Let's have a very simple piece of code that creates an Azure storage account:

resource "azurerm_resource_group" "test" {
  name     = "test"
  location = "northeurope"
}

resource "azurerm_storage_account" "test" {
  name                     = "devopsfutesting"
  resource_group_name      = azurerm_resource_group.test.name
  location                 = azurerm_resource_group.test.location
  account_tier             = "Standard"
  account_replication_type = "LRS"
}

output "resource_group_name" {
  value = azurerm_resource_group.test.name
}

output "storage_account_name" {
  value = azurerm_storage_account.test.name
}

And in our tests/ directory, let's write a test that creates an instance of it:

provider "azurerm" {
  features {}
}

run "storage_account" {
  command = apply
}

No assertions? Yes, but let's run them against a data source that queries the state of the resource created by the test run above. We can do this by using a module within our test. Here, create a module called verify inside our tests directory. The module accepts a couple of variables, and all it does is use the provider's data source to query for an account that we specify:

variable "resource_group_name" {
  type = string
}

variable "storage_account_name" {
  type = string
}

data "azurerm_storage_account" "verify" {
  name                = var.storage_account_name
  resource_group_name = var.resource_group_name
}

And finally, we create a second test run which executes against the verify module, passing in the name and resource group of the storage account from our first test run:

run "verify" {
  command = plan

  module {
    source = "./tests/verify"
  }

  variables {
    resource_group_name  = run.storage_account.resource_group_name
    storage_account_name = run.storage_account.storage_account_name
  }

  assert {
    condition     = data.azurerm_storage_account.verify.account_tier == "Standard"
    error_message = "The storage account tier should be set to Standard"
  }

  assert {
    condition     = data.azurerm_storage_account.verify.account_replication_type == "LRS"
    error_message = "The storage account replication type should be set to LRS"
  }
}

This pattern enables us to run tests against the state of the resource retrieved by the data source - which will query the API for the actual resource as created by the first test run block. Of course, this is still not a perfect solution; a bug in the data source code in the provider could also cause issues with retrieving the state correctly, but it's certainly a test method that's closer to checking reality than the default method of checking the Terraform state.
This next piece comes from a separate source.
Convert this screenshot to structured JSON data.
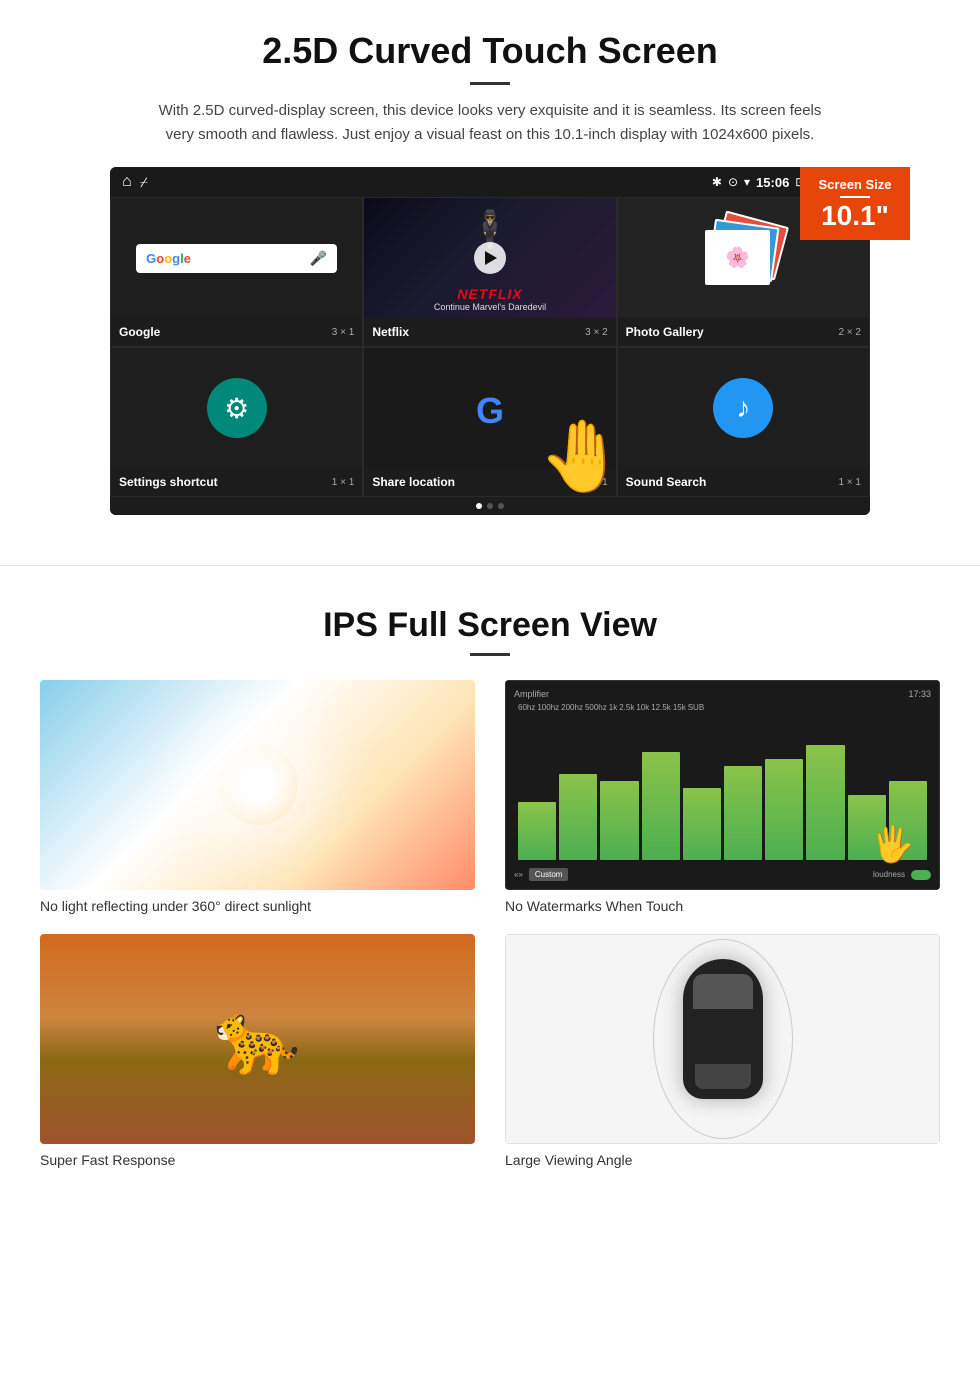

If using a data source is not an option (perhaps because the provider doesn't have one for the specific resource you're testing) then there are other possibilities in the verify module:

  • For Azure, you could use the azapi provider to query for the state of the resource.
  • You could use an external data source to run a script which pokes the API directly.
  • You could use Terracurl to do some of the work for you.

Hopefully this gives you some ideas for ways to make your testing a little more strict than the default of checking the Terraform state!